Afinal, o que a análise do comportamento tem a falar sobre autocontrole?

Falar a partir de um viés analítico-comportamental sobre qualquer fenômeno humano amplamente presente nas discussões populares é sempre um desafio, visto que nossa comunidade verbal está impregnada por uma visão internalista. E não seria diferente ao se tratar de autocontrole. Provavelmente você já tenha ouvido e/ou até falado sobre controle do próprio comportamento em conversas no seu dia a dia, ou talvez tenha visto alguma obra de ficção (filme, novela, livro e etc.). Socialmente, autocontrole surge de algumas formas, e muitas vezes diferem de uma perspectiva funcional. Em alguns momentos pode surgir com outros termos, tais como: força de vontade e determinação. Em outras ocasiões pode ser visto como sinal de fraqueza, por exemplo, é comum ouvir comentários do tipo: “Fulano foi fraco” ou “Fulano não se controlou” ou até mesmo “Fulano não resistiu à tentação”, em situações em que uma pessoa fez algo que foi contra a um compromisso firmado (Fugir da dieta; voltar a fumar; assistir mais um episódio de uma serie mesmo com tarefas a serem feitas).

Como já exposto acima, uma interpretação analítico-comportamental difere um pouco do que pode ser observado socialmente. Em 1953, em seu livro intitulado Ciência e comportamento humano, Skinner dedica um capítulo inteiro para falar sobre autocontrole, onde ele apresenta a seguinte definição: “Com frequência o indivíduo vem a controlar parte de seu próprio comportamento quando uma resposta tem consequências que provocam conflitos – quando leva tanto a reforço positivo quanto a negativo. ” (p. 252)  

Mais à frente, no mesmo capítulo, Skinner inclui mais dois elementos em sua definição: resposta controladora e resposta controlada. A resposta controladora é descrita como uma resposta que pode modificar uma ou mais variáveis das quais a resposta controlada é função, alterando assim a contingência, e consequentemente, modificando a probabilidade da resposta conflitante (controlada) vir a ser emitida. Então, com base no exposto, autocontrole pode ser entendido como a resposta (controladora) que modifica o ambiente do próprio indivíduo que a emitiu em função de consequências conflitantes (Nico, 2001).
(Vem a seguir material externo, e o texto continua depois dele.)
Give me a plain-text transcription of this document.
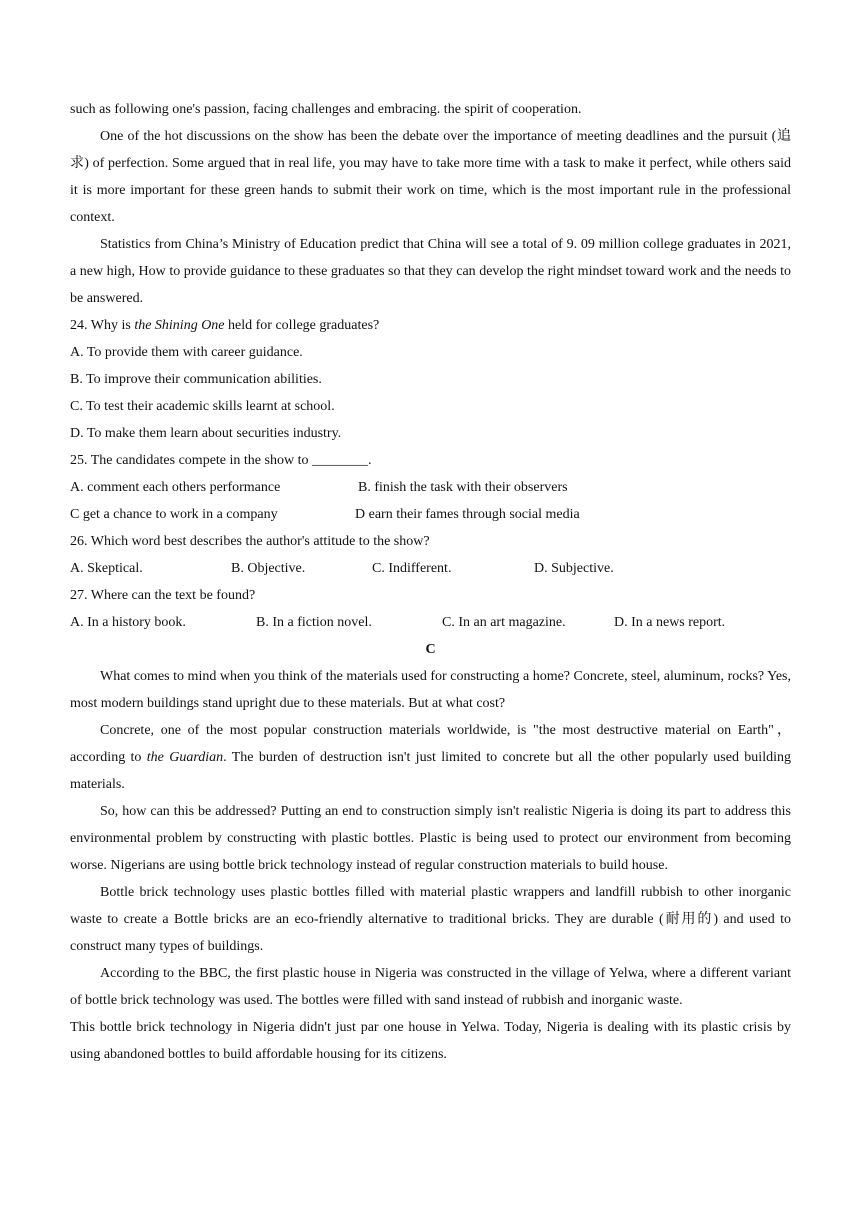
such as following one's passion, facing challenges and embracing. the spirit of cooperation.

One of the hot discussions on the show has been the debate over the importance of meeting deadlines and the pursuit (追求) of perfection. Some argued that in real life, you may have to take more time with a task to make it perfect, while others said it is more important for these green hands to submit their work on time, which is the most important rule in the professional context.

Statistics from China’s Ministry of Education predict that China will see a total of 9. 09 million college graduates in 2021, a new high, How to provide guidance to these graduates so that they can develop the right mindset toward work and the needs to be answered.

24. Why is the Shining One held for college graduates?

A. To provide them with career guidance.

B. To improve their communication abilities.

C. To test their academic skills learnt at school.

D. To make them learn about securities industry.

25. The candidates compete in the show to ________.

A. comment each others performance	B. finish the task with their observers
C get a chance to work in a company	D earn their fames through social media

26. Which word best describes the author's attitude to the show?

A. Skeptical.	B. Objective.	C. Indifferent.	D. Subjective.

27. Where can the text be found?

A. In a history book.	B. In a fiction novel.	C. In an art magazine.	D. In a news report.

C

What comes to mind when you think of the materials used for constructing a home? Concrete, steel, aluminum, rocks? Yes, most modern buildings stand upright due to these materials. But at what cost?

Concrete, one of the most popular construction materials worldwide, is "the most destructive material on Earth"，according to the Guardian. The burden of destruction isn't just limited to concrete but all the other popularly used building materials.

So, how can this be addressed? Putting an end to construction simply isn't realistic Nigeria is doing its part to address this environmental problem by constructing with plastic bottles. Plastic is being used to protect our environment from becoming worse. Nigerians are using bottle brick technology instead of regular construction materials to build house.

Bottle brick technology uses plastic bottles filled with material plastic wrappers and landfill rubbish to other inorganic waste to create a Bottle bricks are an eco-friendly alternative to traditional bricks. They are durable (耐用的) and used to construct many types of buildings.

According to the BBC, the first plastic house in Nigeria was constructed in the village of Yelwa, where a different variant of bottle brick technology was used. The bottles were filled with sand instead of rubbish and inorganic waste.

This bottle brick technology in Nigeria didn't just par one house in Yelwa. Today, Nigeria is dealing with its plastic crisis by using abandoned bottles to build affordable housing for its citizens.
Apesar de Skinner ter publicado alguns escritos sobre autocontrole, ele nunca estudou experimentalmente esse comportamento (Hanna & Todorov, 2002). No entanto, suas publicações contribuíram imensamente para os analistas do comportamento que desenvolveram estudos voltados a investigação deste comportamento no laboratório. E em se tratado de pesquisa básica e autocontrole, não teria como deixar de citar dois grandes contribuintes dos estudos deste comportamento: Howard Rachlin e Walter Mischel (Psicólogo cognitivista). Rachlin, desenvolveu em 1972, juntamente a Leonard Green o primeiro modelo experimental de autocontrole da Análise do comportamento, denominado de compromisso (originalmente, commitment), com base neste modelo experimental desenvolveu-se diversos estudos com pombos e humanos. Mischel, em 1970 desenvolveu em conjunto a Ebbesen um modelo experimental denominado de atraso de gratificação, que foi amplamente utilizado por analistas do comportamento.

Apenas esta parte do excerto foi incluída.